Enter the U.S. Department of Justice (DOJ), and its head, Attorney General Jeffrey Beauregard Sessions. Sessions talked the talk: “The violence and deaths in Charlottesville strike at the heart of American law and justice. When such actions arise from racial bigotry and hatred, they betray our core values and cannot be tolerated.” But will he walk the walk? I have doubts, as at this time, the investigation by the DOJ is limited to the homicide caused by James Fields. A much broader investigation is needed, one that includes the white supremacist and neo-Nazi groups that caused the chaos of the weekend.
Granted it is early days yet, and the investigation could certainly be expanded in the coming days, but frankly I do not trust Mr. Sessions to do so, for it is a known fact that he, himself, was denied a judgeship during the Reagan administration based on his racist remarks and attitudes.
The other thing that struck me as I perused the news on Sunday was that the White House was busily making excuses for Trump’s lame, ineffectual response. Never before in my memory has a president and his entire administration been so out of tune with what the majority of the people in this country think, want and need.

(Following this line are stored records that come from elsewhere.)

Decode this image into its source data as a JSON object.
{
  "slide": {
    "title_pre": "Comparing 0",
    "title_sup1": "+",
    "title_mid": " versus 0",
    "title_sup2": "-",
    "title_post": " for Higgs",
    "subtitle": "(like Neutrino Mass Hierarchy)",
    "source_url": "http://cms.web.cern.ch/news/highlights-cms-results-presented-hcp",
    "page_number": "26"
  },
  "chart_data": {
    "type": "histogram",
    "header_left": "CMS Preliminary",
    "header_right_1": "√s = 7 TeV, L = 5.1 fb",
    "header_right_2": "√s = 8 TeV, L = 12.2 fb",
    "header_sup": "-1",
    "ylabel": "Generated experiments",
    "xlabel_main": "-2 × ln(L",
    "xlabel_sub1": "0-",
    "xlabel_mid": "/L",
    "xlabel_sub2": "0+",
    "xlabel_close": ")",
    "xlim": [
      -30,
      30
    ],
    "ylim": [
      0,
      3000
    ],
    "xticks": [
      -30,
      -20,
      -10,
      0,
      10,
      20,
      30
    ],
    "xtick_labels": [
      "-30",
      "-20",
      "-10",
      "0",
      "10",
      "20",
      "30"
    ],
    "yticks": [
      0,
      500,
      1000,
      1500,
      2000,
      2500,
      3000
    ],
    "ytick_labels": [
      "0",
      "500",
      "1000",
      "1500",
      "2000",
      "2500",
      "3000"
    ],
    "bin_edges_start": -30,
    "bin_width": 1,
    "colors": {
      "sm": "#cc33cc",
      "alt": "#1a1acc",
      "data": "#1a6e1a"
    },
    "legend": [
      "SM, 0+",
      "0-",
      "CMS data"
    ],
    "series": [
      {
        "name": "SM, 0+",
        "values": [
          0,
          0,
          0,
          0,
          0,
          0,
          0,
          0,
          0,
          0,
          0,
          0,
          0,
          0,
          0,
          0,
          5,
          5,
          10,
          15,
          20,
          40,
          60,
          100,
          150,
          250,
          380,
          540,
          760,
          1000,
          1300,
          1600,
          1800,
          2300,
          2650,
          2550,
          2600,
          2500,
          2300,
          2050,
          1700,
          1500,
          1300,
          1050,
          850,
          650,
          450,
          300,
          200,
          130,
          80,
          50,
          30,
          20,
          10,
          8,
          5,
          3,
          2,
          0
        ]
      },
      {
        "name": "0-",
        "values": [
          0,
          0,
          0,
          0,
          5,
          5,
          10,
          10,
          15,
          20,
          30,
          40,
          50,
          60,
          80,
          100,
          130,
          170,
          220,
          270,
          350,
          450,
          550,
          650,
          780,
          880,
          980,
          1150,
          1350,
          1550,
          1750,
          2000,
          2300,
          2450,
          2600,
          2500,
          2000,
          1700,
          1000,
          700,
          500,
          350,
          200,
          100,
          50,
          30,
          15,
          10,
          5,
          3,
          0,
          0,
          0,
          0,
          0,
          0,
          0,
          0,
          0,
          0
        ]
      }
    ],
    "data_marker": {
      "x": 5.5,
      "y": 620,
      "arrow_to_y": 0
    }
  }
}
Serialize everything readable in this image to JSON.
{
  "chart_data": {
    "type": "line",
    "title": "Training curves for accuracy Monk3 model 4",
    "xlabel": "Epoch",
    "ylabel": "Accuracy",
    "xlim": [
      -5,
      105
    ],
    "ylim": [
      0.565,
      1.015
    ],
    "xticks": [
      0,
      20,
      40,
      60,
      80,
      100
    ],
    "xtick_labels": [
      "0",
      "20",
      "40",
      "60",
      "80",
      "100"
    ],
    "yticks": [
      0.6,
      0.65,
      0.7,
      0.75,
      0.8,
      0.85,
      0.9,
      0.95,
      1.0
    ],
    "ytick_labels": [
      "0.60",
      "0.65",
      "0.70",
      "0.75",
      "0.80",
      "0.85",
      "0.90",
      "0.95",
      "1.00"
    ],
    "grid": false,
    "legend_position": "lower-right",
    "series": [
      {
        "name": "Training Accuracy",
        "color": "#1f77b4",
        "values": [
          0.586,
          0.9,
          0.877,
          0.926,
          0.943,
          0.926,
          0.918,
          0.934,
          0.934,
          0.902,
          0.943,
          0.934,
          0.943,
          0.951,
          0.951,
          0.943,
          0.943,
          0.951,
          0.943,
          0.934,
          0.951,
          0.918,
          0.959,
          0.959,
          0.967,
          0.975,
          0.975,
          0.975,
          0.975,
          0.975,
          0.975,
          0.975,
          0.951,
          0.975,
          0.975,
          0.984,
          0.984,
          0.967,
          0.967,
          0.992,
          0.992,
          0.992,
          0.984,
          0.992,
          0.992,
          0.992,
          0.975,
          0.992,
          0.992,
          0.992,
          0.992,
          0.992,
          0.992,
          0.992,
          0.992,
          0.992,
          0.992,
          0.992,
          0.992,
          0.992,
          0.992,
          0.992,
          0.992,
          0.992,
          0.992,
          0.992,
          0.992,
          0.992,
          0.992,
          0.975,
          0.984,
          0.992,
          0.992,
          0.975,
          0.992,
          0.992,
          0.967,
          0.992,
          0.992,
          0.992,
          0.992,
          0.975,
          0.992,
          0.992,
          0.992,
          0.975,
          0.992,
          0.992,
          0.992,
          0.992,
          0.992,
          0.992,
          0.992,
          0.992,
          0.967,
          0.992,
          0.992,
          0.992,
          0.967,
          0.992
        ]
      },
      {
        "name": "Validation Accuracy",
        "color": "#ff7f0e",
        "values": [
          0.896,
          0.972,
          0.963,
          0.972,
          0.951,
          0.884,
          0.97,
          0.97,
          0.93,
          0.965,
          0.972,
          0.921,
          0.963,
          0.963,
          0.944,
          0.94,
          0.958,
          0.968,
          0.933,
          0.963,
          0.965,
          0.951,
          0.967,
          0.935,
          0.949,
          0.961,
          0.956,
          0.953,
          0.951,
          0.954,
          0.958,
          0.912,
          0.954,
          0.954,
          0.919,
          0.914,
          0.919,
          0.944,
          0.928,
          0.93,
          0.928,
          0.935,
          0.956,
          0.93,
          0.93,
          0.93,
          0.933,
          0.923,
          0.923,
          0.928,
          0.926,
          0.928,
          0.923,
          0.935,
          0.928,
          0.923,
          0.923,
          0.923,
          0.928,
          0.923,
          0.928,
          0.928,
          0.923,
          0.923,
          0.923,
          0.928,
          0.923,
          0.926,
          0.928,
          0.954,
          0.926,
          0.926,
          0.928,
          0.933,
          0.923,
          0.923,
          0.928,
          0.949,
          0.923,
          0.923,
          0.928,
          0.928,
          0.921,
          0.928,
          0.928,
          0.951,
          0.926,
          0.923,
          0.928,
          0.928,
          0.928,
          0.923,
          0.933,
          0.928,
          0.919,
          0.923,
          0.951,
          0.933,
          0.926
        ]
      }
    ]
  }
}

The White House … and for the life of me, I wish they would stop with that, for I would like to know precisely who is saying what, and I am smart enough to realize that the White House itself cannot speak, so it was a person within the administration, but WHO??? The “White House” official defense was …
“The president said very strongly in his statement yesterday that he condemns all forms of violence, bigotry and hatred. Of course that includes white supremacists, KKK, neo-Nazi and all extremist groups.”
I don’t want to hear the “White House” defend, justify or explain Trump’s remarks. I want to hear from Trump exactly what he meant. I want to hear Trump come out and call a spade a bloody shovel, call this act by its rightful names: terrorism, racism, anti-Semitism and white supremacy. I want to hear him say that he will do everything in his power to put down white supremacist and neo-Nazi groups. I don’t care what Kellyanne Conway or Sarah Huckabee Sanders or some anonymous “White House spokesperson” has to say … I want it out of the horse’s mouth, and if the horse is too damn cowardly to speak out against the racists that put him into office, then I want an apology from him and I want him to admit that he is not capable of doing the job and step down. Period.
Saturday’s events were horrific in and of themselves. But they were compounded by a lack of law enforcement on the scene, and an almost uninterested response from the man who the white supremacists put into office last November. As I have said many times of late, I thought we were better than this. Today, I realize that, while some of us ARE better than this, and it is unfair to judge all by the actions of a few … still, as a nation, the way we will be judged by other nations … we are not better than this. Can we be someday? I don’t know … that depends on the path the leadership and the people take. I am encouraged by the voices, previously silent, that are speaking out against white supremacy, against hate. But is it enough, when we do not have humanitarian and compassionate leadership? I do not know.